Translational perspective
Accumulating data derived from humans and animal models of complicated pregnancy support potential beneficial effects of sildenafil in improving placental perfusion and protecting fetal growth. These findings have served as the basis for launching the STRIDER clinical trials, a large multi‐centre international scheme to determine the efficacy of sildenafil as candidate clinical interventional therapy to improve fetal growth restriction.
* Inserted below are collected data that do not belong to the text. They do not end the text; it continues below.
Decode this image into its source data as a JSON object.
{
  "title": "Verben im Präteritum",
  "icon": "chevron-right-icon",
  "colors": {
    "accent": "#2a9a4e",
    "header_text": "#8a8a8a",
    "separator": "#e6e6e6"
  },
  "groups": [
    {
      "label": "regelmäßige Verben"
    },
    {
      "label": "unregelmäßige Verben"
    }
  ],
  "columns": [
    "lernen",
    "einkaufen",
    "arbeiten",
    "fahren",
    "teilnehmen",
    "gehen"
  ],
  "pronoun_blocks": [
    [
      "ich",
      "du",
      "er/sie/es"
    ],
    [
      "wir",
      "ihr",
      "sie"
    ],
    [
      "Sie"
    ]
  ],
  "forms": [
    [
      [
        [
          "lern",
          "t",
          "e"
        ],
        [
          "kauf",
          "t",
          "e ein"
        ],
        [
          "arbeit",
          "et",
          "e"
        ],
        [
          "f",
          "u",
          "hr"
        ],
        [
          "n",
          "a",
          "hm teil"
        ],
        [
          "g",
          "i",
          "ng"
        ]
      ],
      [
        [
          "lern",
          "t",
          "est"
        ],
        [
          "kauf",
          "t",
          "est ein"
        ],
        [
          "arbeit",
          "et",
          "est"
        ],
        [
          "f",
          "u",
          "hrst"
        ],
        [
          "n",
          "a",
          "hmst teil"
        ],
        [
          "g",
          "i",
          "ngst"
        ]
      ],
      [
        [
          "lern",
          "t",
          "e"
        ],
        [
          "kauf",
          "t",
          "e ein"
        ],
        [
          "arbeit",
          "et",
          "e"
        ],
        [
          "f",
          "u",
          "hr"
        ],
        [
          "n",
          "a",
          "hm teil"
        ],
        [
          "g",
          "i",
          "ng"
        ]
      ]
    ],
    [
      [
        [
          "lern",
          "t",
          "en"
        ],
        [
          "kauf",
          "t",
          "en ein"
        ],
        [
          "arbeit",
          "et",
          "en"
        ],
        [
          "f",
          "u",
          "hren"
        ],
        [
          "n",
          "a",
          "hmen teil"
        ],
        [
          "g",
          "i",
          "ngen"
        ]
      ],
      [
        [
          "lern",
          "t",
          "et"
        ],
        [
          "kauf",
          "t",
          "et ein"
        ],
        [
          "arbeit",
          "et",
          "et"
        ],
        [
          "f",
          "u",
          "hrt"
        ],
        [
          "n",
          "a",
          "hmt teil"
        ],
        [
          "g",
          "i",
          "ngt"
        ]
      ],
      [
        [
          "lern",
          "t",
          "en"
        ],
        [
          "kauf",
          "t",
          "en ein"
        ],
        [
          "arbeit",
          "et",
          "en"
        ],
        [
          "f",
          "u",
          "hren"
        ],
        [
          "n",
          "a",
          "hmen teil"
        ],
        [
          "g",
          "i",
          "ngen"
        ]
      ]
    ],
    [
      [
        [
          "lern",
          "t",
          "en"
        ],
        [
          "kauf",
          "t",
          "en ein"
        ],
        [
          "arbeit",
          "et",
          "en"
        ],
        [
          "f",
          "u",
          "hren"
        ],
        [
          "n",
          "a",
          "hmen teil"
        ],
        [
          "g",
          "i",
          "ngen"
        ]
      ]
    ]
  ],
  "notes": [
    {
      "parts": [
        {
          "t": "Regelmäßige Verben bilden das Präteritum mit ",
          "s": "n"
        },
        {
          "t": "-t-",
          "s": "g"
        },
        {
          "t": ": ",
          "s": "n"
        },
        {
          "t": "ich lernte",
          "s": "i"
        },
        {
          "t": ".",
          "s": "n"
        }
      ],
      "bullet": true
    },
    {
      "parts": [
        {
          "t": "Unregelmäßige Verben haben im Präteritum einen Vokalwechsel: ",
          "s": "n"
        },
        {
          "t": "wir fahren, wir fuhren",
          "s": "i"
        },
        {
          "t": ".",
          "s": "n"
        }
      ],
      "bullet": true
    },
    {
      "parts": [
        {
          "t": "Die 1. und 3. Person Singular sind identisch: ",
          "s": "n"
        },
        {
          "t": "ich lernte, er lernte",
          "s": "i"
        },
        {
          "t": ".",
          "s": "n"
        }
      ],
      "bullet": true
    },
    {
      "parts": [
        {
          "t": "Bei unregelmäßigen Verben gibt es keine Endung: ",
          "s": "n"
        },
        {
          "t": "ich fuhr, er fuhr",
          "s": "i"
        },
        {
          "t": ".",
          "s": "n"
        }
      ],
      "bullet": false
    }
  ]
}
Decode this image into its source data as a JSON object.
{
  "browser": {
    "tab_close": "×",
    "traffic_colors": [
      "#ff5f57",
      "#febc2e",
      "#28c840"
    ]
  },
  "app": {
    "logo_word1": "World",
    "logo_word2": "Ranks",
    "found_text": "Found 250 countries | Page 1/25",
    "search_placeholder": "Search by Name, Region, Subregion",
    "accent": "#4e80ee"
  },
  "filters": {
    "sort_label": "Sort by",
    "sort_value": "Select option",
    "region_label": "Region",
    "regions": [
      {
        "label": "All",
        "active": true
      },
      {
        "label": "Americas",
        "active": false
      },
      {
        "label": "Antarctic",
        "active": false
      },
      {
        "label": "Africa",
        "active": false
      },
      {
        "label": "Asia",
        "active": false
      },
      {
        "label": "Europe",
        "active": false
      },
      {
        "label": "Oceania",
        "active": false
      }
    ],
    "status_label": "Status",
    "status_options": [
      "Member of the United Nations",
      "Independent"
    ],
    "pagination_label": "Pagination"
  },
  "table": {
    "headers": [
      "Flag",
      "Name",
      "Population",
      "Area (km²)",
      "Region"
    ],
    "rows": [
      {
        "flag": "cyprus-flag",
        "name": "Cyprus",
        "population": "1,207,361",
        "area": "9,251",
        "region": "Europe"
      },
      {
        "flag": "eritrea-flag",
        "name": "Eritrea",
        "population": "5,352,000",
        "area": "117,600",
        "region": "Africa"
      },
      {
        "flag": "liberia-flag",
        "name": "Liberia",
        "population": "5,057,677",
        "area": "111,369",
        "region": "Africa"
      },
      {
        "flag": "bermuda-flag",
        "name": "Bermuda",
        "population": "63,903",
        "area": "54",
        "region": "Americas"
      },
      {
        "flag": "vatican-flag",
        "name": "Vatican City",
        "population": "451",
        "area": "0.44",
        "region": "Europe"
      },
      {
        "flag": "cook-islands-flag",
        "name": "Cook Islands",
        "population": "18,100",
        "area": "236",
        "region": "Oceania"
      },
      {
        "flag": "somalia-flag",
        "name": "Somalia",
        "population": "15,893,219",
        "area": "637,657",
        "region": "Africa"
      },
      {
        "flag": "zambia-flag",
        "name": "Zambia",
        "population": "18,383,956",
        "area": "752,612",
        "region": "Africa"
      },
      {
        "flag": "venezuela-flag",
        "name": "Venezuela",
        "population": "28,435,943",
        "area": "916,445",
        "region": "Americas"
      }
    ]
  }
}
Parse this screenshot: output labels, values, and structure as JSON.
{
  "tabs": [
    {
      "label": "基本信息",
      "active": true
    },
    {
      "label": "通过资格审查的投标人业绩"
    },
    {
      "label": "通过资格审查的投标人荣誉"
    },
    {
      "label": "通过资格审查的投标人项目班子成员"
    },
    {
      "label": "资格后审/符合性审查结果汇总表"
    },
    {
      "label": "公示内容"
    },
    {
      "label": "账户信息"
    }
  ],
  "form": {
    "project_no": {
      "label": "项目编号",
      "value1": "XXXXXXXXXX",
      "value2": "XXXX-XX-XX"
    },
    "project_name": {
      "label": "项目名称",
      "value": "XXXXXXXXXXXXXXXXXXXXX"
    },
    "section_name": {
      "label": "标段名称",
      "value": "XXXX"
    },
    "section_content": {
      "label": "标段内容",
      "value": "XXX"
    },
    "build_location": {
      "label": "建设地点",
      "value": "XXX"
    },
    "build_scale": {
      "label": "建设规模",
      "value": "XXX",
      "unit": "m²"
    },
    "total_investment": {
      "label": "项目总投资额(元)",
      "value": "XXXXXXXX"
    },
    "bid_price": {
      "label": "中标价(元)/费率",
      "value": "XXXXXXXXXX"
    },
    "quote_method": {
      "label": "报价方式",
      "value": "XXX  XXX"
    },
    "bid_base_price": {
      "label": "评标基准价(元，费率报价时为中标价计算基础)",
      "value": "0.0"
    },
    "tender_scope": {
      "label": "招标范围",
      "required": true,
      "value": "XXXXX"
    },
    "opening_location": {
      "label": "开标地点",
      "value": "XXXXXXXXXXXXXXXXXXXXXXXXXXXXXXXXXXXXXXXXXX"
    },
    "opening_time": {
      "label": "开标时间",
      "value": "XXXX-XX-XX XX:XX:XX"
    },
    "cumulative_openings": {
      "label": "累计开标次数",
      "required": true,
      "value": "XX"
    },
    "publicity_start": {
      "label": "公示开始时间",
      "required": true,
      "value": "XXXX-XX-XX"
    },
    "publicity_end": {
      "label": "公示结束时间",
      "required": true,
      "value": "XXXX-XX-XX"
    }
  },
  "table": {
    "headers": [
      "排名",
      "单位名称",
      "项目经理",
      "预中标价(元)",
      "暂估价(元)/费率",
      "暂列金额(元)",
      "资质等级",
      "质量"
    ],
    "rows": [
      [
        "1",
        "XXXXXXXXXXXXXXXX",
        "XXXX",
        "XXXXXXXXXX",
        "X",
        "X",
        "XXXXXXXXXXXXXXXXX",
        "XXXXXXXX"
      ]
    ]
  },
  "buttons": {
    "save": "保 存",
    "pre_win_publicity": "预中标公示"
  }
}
However, whether the positive effects of sildenafil transcend those on placental perfusion and fetal growth onto beneficial effects on the fetal cardiovascular system was unknown. Equally important, whether sildenafil has any potential adverse effects on fetal cardiovascular function in healthy or complicated development was unclear. Here, we show that sildenafil has direct protective effects on the developing cardiovascular system of the chronically hypoxic fetus. Further, these protective effects are evident when sildenafil therapy is started long after the onset of chronic fetal hypoxia. This is useful from a human clinical perspective, as therapy can only be administered once fetal growth restriction as a result of chronic fetal hypoxia is diagnosed around 25 weeks of gestation. Therefore, sildenafil may be a good candidate for human translational antioxidant therapy to protect the chronically hypoxic fetus in adverse pregnancy.